There has been some tightening of control of the water companies by the present government (they have committed to stop “operator self-monitoring”) but nowhere near enough.
The whole sector needs to be taken back into public ownership, then run on a not-for-profit basis. This can be done in a number of ways, such as taking the companies, like Thames Water, into special administration. At present, more bailouts seem on the cards.
One important development highlighted in Dirty Business is the growth of campaign groups seeking to hold these companies to account. The Windrush Against Sewage Pollution campaign is the focus. But there are many others, like Surfers Against Sewage.
In east London, there is the River Roding Trust, which is doing fantastic work, improving the river with a growing army of volunteers, as well as holding Thames Water and the EA to account over maintenance of the river.
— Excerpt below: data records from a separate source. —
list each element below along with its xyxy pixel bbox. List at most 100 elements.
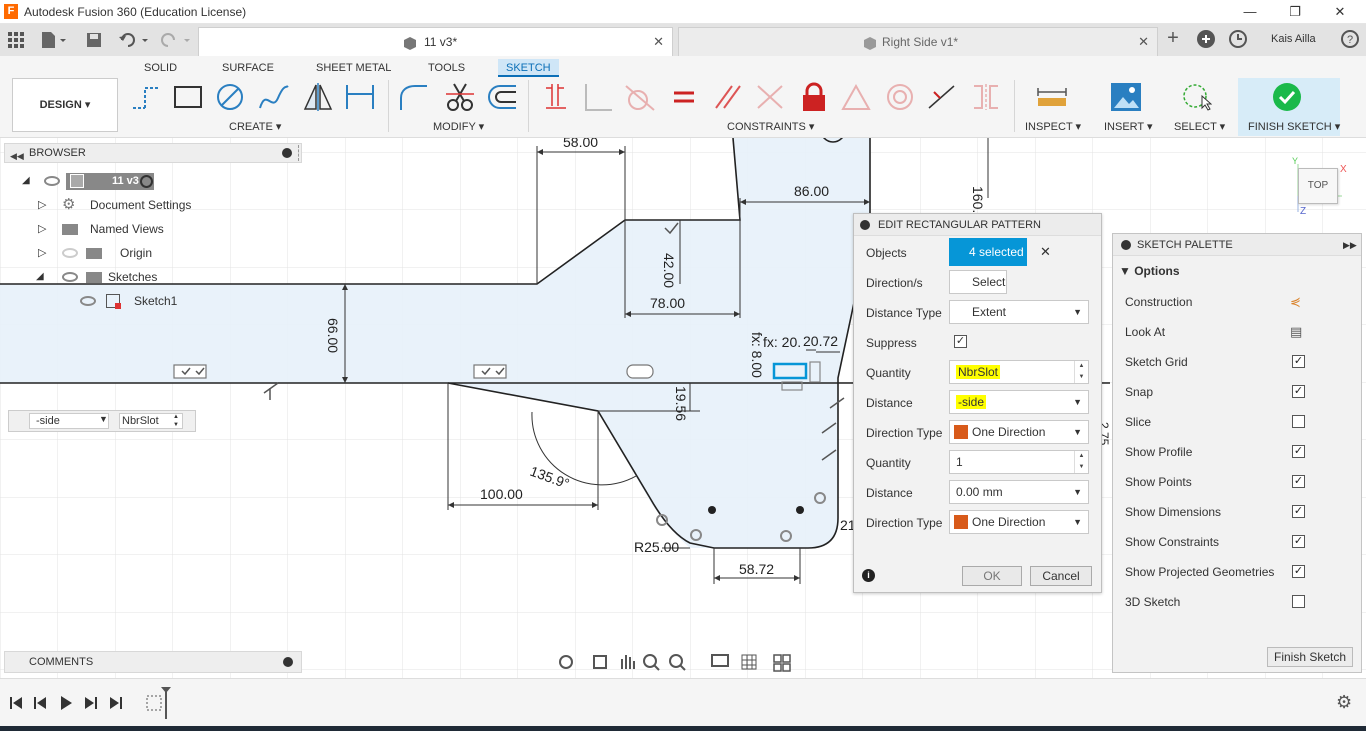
finish-sketch-menu[interactable]: FINISH SKETCH ▾: [1248, 120, 1340, 133]
tangent-icon[interactable]: [624, 82, 656, 112]
collinear-icon[interactable]: [754, 82, 786, 112]
dialog-header[interactable]: EDIT RECTANGULAR PATTERN: [854, 214, 1101, 236]
insert-menu[interactable]: INSERT ▾: [1104, 120, 1153, 133]
measure-ruler-icon[interactable]: [1036, 82, 1068, 112]
palette-header[interactable]: SKETCH PALETTE ▶▶: [1113, 234, 1361, 256]
finish-sketch-button[interactable]: Finish Sketch: [1267, 647, 1353, 667]
palette-checkbox[interactable]: ✓: [1292, 385, 1305, 398]
palette-checkbox[interactable]: [1292, 595, 1305, 608]
close-tab-icon[interactable]: ✕: [653, 34, 664, 50]
collapse-palette-icon[interactable]: [1121, 240, 1131, 250]
design-workspace-button[interactable]: DESIGN ▾: [12, 78, 118, 132]
maximize-button[interactable]: ❐: [1275, 2, 1315, 22]
chevron-down-icon[interactable]: ▼: [1073, 391, 1082, 413]
stepper-icon[interactable]: ▲ ▼: [173, 413, 179, 429]
direction-type-1-select[interactable]: One Direction ▼: [949, 420, 1089, 444]
close-tab-icon[interactable]: ✕: [1138, 34, 1149, 50]
eye-hidden-icon[interactable]: [62, 248, 78, 258]
tab-solid[interactable]: SOLID: [136, 59, 185, 77]
objects-selection-button[interactable]: 4 selected: [949, 238, 1027, 266]
minimize-button[interactable]: —: [1230, 2, 1270, 22]
tree-expand-icon[interactable]: ▷: [38, 218, 46, 240]
add-comment-icon[interactable]: [283, 657, 293, 667]
eye-icon[interactable]: [62, 272, 78, 282]
eye-icon[interactable]: [44, 176, 60, 186]
user-name[interactable]: Kais Ailla: [1271, 33, 1316, 45]
circle-icon[interactable]: [214, 82, 246, 112]
collapse-left-icon[interactable]: ◀◀: [10, 147, 24, 165]
tab-sketch[interactable]: SKETCH: [498, 59, 559, 77]
distance-type-select[interactable]: Extent ▼: [949, 300, 1089, 324]
viewcube[interactable]: TOP Y X Z: [1290, 156, 1360, 240]
symmetry-icon[interactable]: [970, 82, 1002, 112]
quantity-1-stepper[interactable]: NbrSlot ▲ ▼: [949, 360, 1089, 384]
browser-header[interactable]: ◀◀ BROWSER: [4, 143, 302, 163]
palette-row-slice[interactable]: Slice: [1125, 412, 1355, 432]
file-menu-icon[interactable]: [40, 31, 68, 49]
cancel-button[interactable]: Cancel: [1030, 566, 1092, 586]
fix-lock-icon[interactable]: [798, 82, 830, 112]
help-icon[interactable]: ?: [1340, 29, 1360, 49]
concentric-icon[interactable]: [884, 82, 916, 112]
palette-row-look-at[interactable]: Look At ▤: [1125, 322, 1355, 342]
create-menu[interactable]: CREATE ▾: [229, 120, 281, 133]
comments-panel[interactable]: COMMENTS: [4, 651, 302, 673]
suppress-checkbox[interactable]: ✓: [954, 335, 967, 348]
select-menu[interactable]: SELECT ▾: [1174, 120, 1225, 133]
palette-checkbox[interactable]: ✓: [1292, 535, 1305, 548]
tab-11-v3[interactable]: 11 v3* ✕: [198, 27, 673, 56]
palette-checkbox[interactable]: ✓: [1292, 475, 1305, 488]
modify-menu[interactable]: MODIFY ▾: [433, 120, 484, 133]
palette-row-snap[interactable]: Snap ✓: [1125, 382, 1355, 402]
quantity-2-stepper[interactable]: 1 ▲ ▼: [949, 450, 1089, 474]
parallel-icon[interactable]: [712, 82, 744, 112]
midpoint-icon[interactable]: [840, 82, 872, 112]
ok-button[interactable]: OK: [962, 566, 1022, 586]
constraints-menu[interactable]: CONSTRAINTS ▾: [727, 120, 814, 133]
palette-row-show-projected-geometries[interactable]: Show Projected Geometries ✓: [1125, 562, 1355, 582]
insert-image-icon[interactable]: [1110, 82, 1142, 112]
palette-checkbox[interactable]: [1292, 415, 1305, 428]
stepper-icon[interactable]: ▲ ▼: [1074, 361, 1088, 383]
mirror-icon[interactable]: [302, 82, 334, 112]
undo-icon[interactable]: [118, 32, 150, 48]
save-icon[interactable]: [86, 32, 102, 48]
spline-icon[interactable]: [258, 82, 290, 112]
horizontal-vertical-icon[interactable]: [926, 82, 958, 112]
palette-row-sketch-grid[interactable]: Sketch Grid ✓: [1125, 352, 1355, 372]
options-section[interactable]: ▼ Options: [1119, 264, 1180, 278]
palette-row-show-points[interactable]: Show Points ✓: [1125, 472, 1355, 492]
tab-sheet-metal[interactable]: SHEET METAL: [308, 59, 399, 77]
redo-icon[interactable]: [160, 32, 192, 48]
offset-icon[interactable]: [486, 82, 518, 112]
activate-radio-icon[interactable]: [140, 175, 153, 188]
perpendicular-icon[interactable]: [582, 82, 614, 112]
palette-checkbox[interactable]: ✓: [1292, 445, 1305, 458]
tree-collapse-icon[interactable]: ◢: [36, 266, 44, 288]
palette-row-construction[interactable]: Construction ⋞: [1125, 292, 1355, 312]
minus-icon[interactable]: [282, 148, 292, 158]
direction-select-button[interactable]: Select: [949, 270, 1007, 294]
panel-grip-icon[interactable]: [298, 145, 300, 161]
extensions-icon[interactable]: [1196, 29, 1216, 49]
tree-expand-icon[interactable]: ▷: [38, 194, 46, 216]
tab-surface[interactable]: SURFACE: [214, 59, 282, 77]
new-tab-button[interactable]: +: [1162, 27, 1184, 49]
select-icon[interactable]: [1180, 82, 1213, 112]
close-window-button[interactable]: ✕: [1320, 2, 1360, 22]
palette-row-show-dimensions[interactable]: Show Dimensions ✓: [1125, 502, 1355, 522]
palette-row-show-profile[interactable]: Show Profile ✓: [1125, 442, 1355, 462]
quick-distance-input[interactable]: -side: [29, 413, 109, 429]
palette-row-show-constraints[interactable]: Show Constraints ✓: [1125, 532, 1355, 552]
info-icon[interactable]: i: [862, 569, 875, 582]
palette-checkbox[interactable]: ✓: [1292, 505, 1305, 518]
palette-checkbox[interactable]: ✓: [1292, 565, 1305, 578]
equal-icon[interactable]: [668, 82, 700, 112]
palette-row-3d-sketch[interactable]: 3D Sketch: [1125, 592, 1355, 612]
tree-collapse-icon[interactable]: ◢: [22, 170, 30, 192]
chevron-down-icon[interactable]: ▼: [1073, 481, 1082, 503]
job-status-icon[interactable]: [1228, 29, 1248, 49]
distance-2-input[interactable]: 0.00 mm ▼: [949, 480, 1089, 504]
line-icon[interactable]: [130, 82, 162, 112]
dimension-icon[interactable]: [344, 82, 376, 112]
These grassroots groups are growing all over the country, demanding democratic accountability. And it is much needed.
More widely, the reckless way the infrastructure generally has been handed out to the private sector to asset strip and run down is clear across the country. We have a creaking infrastructure from waterways to roads, bridges and rail networks.
There is much that needs to be done to put the situation right. Tough, enforced regulation is a start, followed by taking the facilities back into public ownership, when failing.This of course all needs resourcing.
The present generation is reaping what was sown over the past 40 years of neoliberalism, now is the time to start putting things right, starting with taking water back into public ownership.
Dirty Business is available on C4 catch-up.